22 de novembro de 2009

Primavera

Acho que a terra, aqui, secou. Aqui e no meu caminho até ao trabalho. Na terra morta, tal como num esgoto estéril, só sobrevivem as ervas daninhas como se fossem ratazanas quietas movidas a vento e fome. Das nossas árvores, nada, até as heras encontraram melhores troncos para sugar.
Passou já tempo suficiente para árvores e plantas crescerem, na borda daquele caminho que dantes percorrias comigo, e para as frutas dessas árvores e dessas plantas crescerem, amadurecerem e caírem. Mas as coisas são assim mesmo, tivesse tudo corrido de feição, com pouca geada e mais uns tantos dias de sol e já nós tínhamos tempo de sobra para pôr um fruto dentro de ti, deixá-lo crescer e amadurecer e passados nove meses cair de ti minha pequena árvore. Não bastou a paciência para nem mais um dia ou dois, quanto mais para nove meses e agora os sorrisos aparecem-me de semanas em semanas.
Como ia dizendo, passei naquele caminho onde religiosamente distribuíamos os caroços de frutas que comíamos e sementes de flores descartadas pelas floristas, na esperança de que, sei lá, qualquer coisa e no dia seguinte aquilo fosse um pomar com uma estrada no meio onde só cabiam dois pares de pés apertados pelas mãos dadas. O terceiro par podia ir ao colo como uma pêra ou rente ao chão como uma borboleta.

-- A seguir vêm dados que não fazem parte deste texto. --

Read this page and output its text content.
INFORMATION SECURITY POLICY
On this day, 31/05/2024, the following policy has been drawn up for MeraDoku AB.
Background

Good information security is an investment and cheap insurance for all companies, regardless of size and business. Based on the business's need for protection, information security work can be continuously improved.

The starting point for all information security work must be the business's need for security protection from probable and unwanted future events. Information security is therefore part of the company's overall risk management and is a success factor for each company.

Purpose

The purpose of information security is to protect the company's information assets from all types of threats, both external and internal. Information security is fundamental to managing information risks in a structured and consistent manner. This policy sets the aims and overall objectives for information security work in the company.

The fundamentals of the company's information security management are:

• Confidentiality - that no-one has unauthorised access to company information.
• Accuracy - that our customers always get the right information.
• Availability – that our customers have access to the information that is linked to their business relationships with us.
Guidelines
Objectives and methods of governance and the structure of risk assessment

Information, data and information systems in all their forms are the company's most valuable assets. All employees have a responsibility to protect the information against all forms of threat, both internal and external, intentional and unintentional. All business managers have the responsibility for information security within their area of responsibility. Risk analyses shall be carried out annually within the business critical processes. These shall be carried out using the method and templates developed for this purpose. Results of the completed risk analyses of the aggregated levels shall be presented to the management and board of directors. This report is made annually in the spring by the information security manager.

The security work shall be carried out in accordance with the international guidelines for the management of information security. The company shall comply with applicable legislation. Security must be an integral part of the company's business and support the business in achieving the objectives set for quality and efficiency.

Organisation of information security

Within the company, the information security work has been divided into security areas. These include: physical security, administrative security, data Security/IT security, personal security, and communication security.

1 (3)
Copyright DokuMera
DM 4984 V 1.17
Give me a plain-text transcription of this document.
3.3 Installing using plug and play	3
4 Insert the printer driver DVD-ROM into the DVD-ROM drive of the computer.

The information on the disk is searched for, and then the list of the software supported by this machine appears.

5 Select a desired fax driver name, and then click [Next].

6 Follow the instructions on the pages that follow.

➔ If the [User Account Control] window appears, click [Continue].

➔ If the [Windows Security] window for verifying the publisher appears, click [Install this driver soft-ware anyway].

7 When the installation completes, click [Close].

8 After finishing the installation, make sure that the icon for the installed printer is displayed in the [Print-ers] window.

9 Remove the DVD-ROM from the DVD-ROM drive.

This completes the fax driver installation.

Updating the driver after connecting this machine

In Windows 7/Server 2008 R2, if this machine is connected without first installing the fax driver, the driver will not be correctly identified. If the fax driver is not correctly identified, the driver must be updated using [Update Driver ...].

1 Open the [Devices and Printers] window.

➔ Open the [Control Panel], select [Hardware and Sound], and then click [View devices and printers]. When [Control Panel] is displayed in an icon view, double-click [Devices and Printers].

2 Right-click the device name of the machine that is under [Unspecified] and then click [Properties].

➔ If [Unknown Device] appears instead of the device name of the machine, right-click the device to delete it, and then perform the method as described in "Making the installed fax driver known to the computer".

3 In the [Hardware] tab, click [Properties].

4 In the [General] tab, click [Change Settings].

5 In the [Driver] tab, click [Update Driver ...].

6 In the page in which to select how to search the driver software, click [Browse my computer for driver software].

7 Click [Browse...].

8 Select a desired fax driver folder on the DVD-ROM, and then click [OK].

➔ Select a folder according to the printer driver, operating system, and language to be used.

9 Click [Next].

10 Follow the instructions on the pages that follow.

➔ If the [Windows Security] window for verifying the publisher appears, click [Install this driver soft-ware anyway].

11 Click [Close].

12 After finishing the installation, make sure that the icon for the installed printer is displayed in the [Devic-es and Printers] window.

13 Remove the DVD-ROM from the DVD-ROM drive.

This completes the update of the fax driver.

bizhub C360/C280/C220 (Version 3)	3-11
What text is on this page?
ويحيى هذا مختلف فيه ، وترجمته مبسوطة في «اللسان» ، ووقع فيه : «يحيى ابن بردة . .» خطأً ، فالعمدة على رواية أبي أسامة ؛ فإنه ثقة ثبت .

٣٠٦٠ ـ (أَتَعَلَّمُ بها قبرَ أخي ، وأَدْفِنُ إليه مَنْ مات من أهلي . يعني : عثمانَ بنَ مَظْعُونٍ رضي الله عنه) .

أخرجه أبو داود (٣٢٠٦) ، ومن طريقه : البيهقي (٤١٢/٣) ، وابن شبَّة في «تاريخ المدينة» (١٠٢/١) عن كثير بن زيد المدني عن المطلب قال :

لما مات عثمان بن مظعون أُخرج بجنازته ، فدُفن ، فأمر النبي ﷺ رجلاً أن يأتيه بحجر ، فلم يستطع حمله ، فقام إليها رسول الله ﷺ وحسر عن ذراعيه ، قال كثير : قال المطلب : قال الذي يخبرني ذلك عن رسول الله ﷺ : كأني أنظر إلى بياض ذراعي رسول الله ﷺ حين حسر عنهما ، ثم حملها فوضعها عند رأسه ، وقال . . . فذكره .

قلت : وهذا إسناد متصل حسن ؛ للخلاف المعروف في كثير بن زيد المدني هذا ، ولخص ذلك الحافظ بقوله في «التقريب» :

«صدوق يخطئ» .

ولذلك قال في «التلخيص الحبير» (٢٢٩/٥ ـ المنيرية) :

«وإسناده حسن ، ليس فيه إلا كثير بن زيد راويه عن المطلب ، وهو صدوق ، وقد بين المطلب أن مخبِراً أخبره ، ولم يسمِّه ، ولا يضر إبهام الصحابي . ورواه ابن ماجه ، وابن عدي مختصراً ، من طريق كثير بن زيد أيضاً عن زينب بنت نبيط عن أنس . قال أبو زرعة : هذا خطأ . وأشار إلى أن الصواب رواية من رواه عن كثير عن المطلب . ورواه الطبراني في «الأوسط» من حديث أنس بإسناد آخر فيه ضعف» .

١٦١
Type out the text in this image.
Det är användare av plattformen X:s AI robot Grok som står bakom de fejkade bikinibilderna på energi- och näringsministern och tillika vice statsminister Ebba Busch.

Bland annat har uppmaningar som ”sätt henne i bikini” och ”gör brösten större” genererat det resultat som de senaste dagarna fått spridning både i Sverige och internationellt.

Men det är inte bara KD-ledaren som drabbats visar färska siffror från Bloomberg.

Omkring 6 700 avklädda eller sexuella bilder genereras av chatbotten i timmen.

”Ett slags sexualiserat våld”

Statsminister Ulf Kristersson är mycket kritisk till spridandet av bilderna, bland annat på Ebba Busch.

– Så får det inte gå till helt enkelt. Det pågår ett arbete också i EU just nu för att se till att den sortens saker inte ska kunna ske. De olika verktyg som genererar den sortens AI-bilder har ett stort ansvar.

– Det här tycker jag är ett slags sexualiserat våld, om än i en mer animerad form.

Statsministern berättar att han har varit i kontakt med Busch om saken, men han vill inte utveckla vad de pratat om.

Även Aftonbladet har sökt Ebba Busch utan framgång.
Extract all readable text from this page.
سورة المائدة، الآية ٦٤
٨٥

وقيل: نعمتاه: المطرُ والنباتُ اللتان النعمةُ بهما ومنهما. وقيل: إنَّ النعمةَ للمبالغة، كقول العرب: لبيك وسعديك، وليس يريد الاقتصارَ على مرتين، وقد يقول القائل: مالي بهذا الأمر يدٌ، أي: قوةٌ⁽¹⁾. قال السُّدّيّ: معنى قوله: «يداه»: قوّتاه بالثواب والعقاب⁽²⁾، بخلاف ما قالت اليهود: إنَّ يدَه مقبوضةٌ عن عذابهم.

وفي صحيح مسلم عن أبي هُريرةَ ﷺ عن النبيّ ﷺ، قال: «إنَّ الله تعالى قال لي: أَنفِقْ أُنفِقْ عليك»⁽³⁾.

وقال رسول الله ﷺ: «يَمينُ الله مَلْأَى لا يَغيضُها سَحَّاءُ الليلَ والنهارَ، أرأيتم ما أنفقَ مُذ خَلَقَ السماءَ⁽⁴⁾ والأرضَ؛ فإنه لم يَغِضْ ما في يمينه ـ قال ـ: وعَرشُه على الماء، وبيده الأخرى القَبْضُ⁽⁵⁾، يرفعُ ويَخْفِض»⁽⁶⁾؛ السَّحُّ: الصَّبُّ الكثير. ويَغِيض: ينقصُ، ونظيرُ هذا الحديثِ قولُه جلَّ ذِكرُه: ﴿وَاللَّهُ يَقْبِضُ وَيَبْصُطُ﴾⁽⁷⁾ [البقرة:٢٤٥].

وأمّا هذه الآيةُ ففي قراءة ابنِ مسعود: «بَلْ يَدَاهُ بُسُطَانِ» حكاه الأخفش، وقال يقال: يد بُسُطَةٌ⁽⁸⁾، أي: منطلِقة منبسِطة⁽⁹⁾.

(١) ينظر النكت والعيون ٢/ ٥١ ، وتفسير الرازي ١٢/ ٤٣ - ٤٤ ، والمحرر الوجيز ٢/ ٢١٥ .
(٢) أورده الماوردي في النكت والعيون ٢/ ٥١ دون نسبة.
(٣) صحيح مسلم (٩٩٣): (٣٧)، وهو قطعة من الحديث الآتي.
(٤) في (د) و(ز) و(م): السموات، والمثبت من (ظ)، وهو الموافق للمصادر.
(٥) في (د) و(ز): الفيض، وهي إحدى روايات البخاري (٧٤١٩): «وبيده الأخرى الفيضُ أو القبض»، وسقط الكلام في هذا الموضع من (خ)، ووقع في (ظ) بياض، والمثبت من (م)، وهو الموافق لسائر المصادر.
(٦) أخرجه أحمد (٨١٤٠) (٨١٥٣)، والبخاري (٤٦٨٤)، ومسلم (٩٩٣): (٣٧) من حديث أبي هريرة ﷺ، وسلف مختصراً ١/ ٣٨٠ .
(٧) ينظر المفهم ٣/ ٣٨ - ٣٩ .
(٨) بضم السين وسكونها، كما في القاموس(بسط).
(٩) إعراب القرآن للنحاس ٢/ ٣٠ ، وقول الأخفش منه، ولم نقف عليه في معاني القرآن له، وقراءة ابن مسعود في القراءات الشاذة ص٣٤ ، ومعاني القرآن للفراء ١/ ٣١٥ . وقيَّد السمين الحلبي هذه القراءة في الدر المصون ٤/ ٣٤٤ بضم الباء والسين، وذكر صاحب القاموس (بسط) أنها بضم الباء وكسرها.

Agora acredita em mim porque o vi, nada cresce na lama. Do nosso caminho tão delicado fizeram um estaleiro de obra. E não, não foi o nosso éden que se tornou num destino turístico que justifica um chalé cuidado, foi sim aquele meio quilómetro de terra que ganhou um preço por metro quadrado e foi vendido às peças, despedaçado e desossado como uma carcaça onde irão um dia surgir moradias espaçosas tão estéreis como o chão que envenenaram e as famílias lá dentro a viver uma vida de flores amarelas, fruta enlatada e pão seco sob uma maldição shakesperiana que os parta todos.
Podias vir comigo lá um dia, levantávamos alguns paralelos da calçada e plantávamos uma mão cheia de pevides de melão e quem sabe, qualquer coisa e no dia seguinte nós os dois a levantar a maldição a uma das moradias com tulipas no jardim, bananas na travessa e uma borboleta rente ao chão com os teus olhos a saltitar no relvado.